Unlike”-nireq”, which depends on the needs of actual scenarios, nthreads and nstreams are parameters for performance and overhead. nstreams has high priority. We will verify the conclusion with Benchmark_app. Here, we could test the different settings of the C++ version Benchmark_app with OpenVINO 22.3 LTS on a dedicated server. The C++ version is recommended for benchmarking models that will be used in C++ applications. C++ and Python tools have a similar command interface and backend.
Evaluation:-nireq -nthreads and -nstreams
According to the results of the table, it can be obtained:
If only nireq is set, then nstreams and nthreads will be automatically set by the system according to HW. 64 threads are in the same NUMA node. CPU cores are evenly distributed between execution streams (every 4 threads). nstreams =64/4=16. For the first time, it is recommended not to set nireq. By setting other parameters of benchmark_app, the Optimal Number of Inference Requests can be obtained, which can be used as a reference for further tuning.
The max value of nthreads depends on the physical core. Setting nthreads alone doesn't make sense. Further tests set two of nireq, nstreams and nthreads at the same time, and the results are listed in the table below.
According to the table, when setting thread and stream simultaneously, there should be more nthreads than the nthreads. Otherwise, the default nthreads is equal to nthreads. The nthreads setting here is equivalent to binding hardware resources for the stream. This operation is implemented in the OpenVINO runtime. Users familiar with Linux may use other methods outside OpenVINO to bind hardware resources, namely numactl. As discussed before, this method is not suitable for VPS. Although not recommended, the following sections analyze the use of numactl on bare metal servers.
Tip3:
numactl is equivalent to the low-level settings on a bare metal server. Ensure the consistency of numactl and low-level settings, when using simultaneously.
The premise is to use numactl correctly, that is, use it on the same socket.
Evaluation: Low-level setting vs numactl
The numactl has been introduced above, and the usage is directly shown here.
numactl-C 0,1 . /benchmark_app -m ‘path to your model’ -hint none -nstreams 1-nthreads 1
Note:
"-C" refers to the CPUs you want to bind. You can check the numa node through “numactl–hardware”.
The actual CPU operation can be monitored through the htop tool.
We could find out that using numactl alone or with the high-level hint is equivalent to the low-level settings. This shows that the principle of binding cores is the same. Although numactl can easily bind the core without any settings, it cannot change the ratio between nstreams and nthreads.
In addition, when numactl and the low-level setting are used simultaneously, the inconsistent settings will cause problems.
We can find the following results, according to the data in the table
- When the number of CPUs (set by NUMA) > nthread, determined by nthread, Benchmark_app results are equal to the number of CPUs monitored by htop
- When the number of CPUs (set by NUMA) < nthread, htop monitors that the number of CPUs is equal to the number controlled by NUMA, but an error message appears in Benchmark_app results, and the latency is exactly equal to the multiple of nstream.

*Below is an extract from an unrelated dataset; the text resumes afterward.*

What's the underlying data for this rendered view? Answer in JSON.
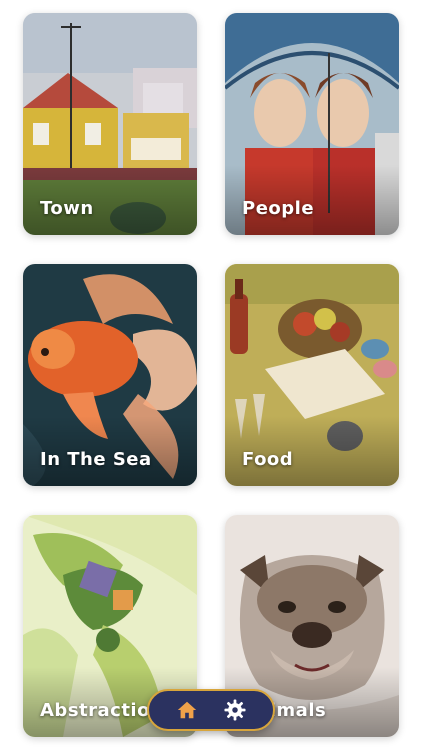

The reason is that numactl is a global control, and benchmark_app can’t be corrected, resulting in latency equal to the result of repeated operations. The printed result is inconsistent with the actual monitoring, meaningless.
Summary:
Tip 1: For initial model testing on VPS, it is recommended to use the high-level settings of Python version Benchmark_app without numactl directly.
Tip 2: To balance the performance and hardware requirement on the bare metal server, a Low-level setting without numactl for the CPU is recommended, always set the nstreams first and tune with nthreads.
Tip 3: numactl is equivalent to the low-level settings on a bare metal server. Ensure the consistency of numactl and low-level setting, when using simultaneously.